Erdoğan'ı vuracak..

Başbakan Erdoğan’ı vuracak olan nefsidir, ben ne yaparsam doğru, başkası ne yaparsa yanlış deyişi, en ufak eleştiri yapana ciğerini söker gibi bakışıdır.
Çünkü her yaptığı doğru olan yalnızca Allah’tır.
Beyefendi sürekli, “Yahu bir gün olsun çıkıp, ‘şunu doğru yaptınız!’ dediğinizi duymadık” ve “Her yaptığımız yanlış mı, böyle bir şey olabilir mi?” diye muhalif parti ve gazeteleri halka şikâyet ediyor da..
Bu sözleri defalarca söyleyen biri olarak bir gün olsun çıkıp, “Yahu yaptığım her şey doğru mu” diye kendini sigaya çekmiyor, “Şahsıma ve partimize yapılan uyarıların içinde bir tek bile olsa doğru yok mu, bunların hepsi yanlış olabilir mi, bu mümkün mü?” diye sormayı nefsine yediremiyor!
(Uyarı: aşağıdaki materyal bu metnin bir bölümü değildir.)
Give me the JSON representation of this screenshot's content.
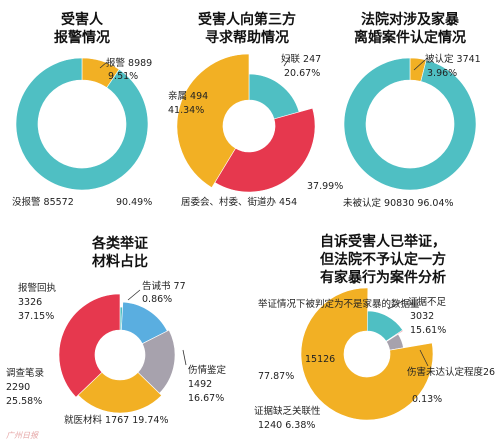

İşte Erdoğan’ı vuracak olan budur.
Hem de yerden yere vuracak olan..
Bu halin ne olduğunu çok iyi bilir, bilir de, kendine konduramadığı ve çevresinde bir tane bile “patlıcan dalkavuğu” barınamadığından, etrafını kuşatanlar servetlerine servet katar, çoluk çocuğun düğün davetiyeleri başka ülkelere elçilikler kanalıyla değil de devletin uçağı ile dağıtılır. Devlet bankalarının imkânları ya yandaş gazetelere reklâm ya yandaş gazete satın alacak olanlara kredi olarak dağıtılır ama o “Yetim hakkı yedirmem” demeye devam eder, yetmez, “Ne kadar mağduruz, bir bilseniz!” diye gözyaşı döker.
Peki bu nedir biliyor musunuz, bu, mağdur ettiklerinin elinden mağdur olma, ağlattıklarının elinden gözyaşı dökme hakkının bile alınmasıdır.
Dünkü grup toplantısında Bahçeli’nin Erdoğan’ın oluşturduğu zihniyeti tasvir ederken, “Brüksel’de Avrupalı, Washington’da Amerikalı, Erivan’da Ermeni, Erbil’de Kürt” tanımlaması, söyleyin Allah aşkınıza abartı mı?
“Süpürmeyin, kullanın!” diyenler bile, “Ne mutlu Türküm!” diyenlerden üstün tutulmadı mı?
Öyle bir yandaş medya oluşturuldu ki, bir suçlama dolayısıyla mahkemeye çıkan asker yahut muhalif biri için manşet anında, “Hesap veriyor!” diye atılıyor.
Yahu ne “hesap vermesi” adam, “ifade veriyor, ifade” hani, suçluluğu ispatlanana kadar insanlar masumdu, hani İslâm “hüsnü zan” emrediyordu; bütün “hüsnü zan”ların AKP’ye tahsis edildiği bir dönem yaşıyoruz, bu hâl Sayın Başbakanın, “Bizim yaptığımız her şey doğru, başkalarının bütün yaptıkları yanlış!” ruh halinin basına yansıması değil mi? Deniz Feneri için, “Hesap veriyor” manşeti atabilir mi bunlar?
Masumiyet karinesini savunmak bile “darbeci” yaftasını yemek için kâfi sebep, artık. Bahanesi de, bu ülkede asker darbe yapmadı mı, 1960 olmadı mı, 12 Eylül, 28 Şubat yaşanmadı mı?
“Yani?”
Yani, “Asker mi, ne yaparsa yanlış!” toptancılığı..
Kardeşim elbette askerin içinde de çürükler var(dır). Hele Deniz Kuvvetleri’nde var olduğu söylenen basına yansıyan son çirkinliklerin yüzde beşi bile doğru ise, bir orduya yapılabilecek en büyük kötülük yapılmış demektir, bunun hesabını sormayan, alçaktır, sormayanlar, bu hadisenin üzerine gitmeyenler bizzat ordunun en büyük düşmanıdır.
İyi de, bunu yapacak olan siyasi iradenin arkasında duracağı hukuktur. Mağdur rolü, ah, ah, bizim başımıza daha neler geldi neler ağlaması, hele buradan oy devşirilmeye çalışılması, “Ben görevimi yapmıyorum, yapamıyorken de haklıyım, haksız hep başkası” kumpası değil mi?
Askerin “görevinin dışında yaptığı her şey” vicdan ve hukuk açısından ne ise, “iktidarın ağlaması” da vicdan ve hukuk mihenginde, işte o dur.
Çünkü, “ağlamak, görevin dışında yapılan şeyin ta kendisi” dir.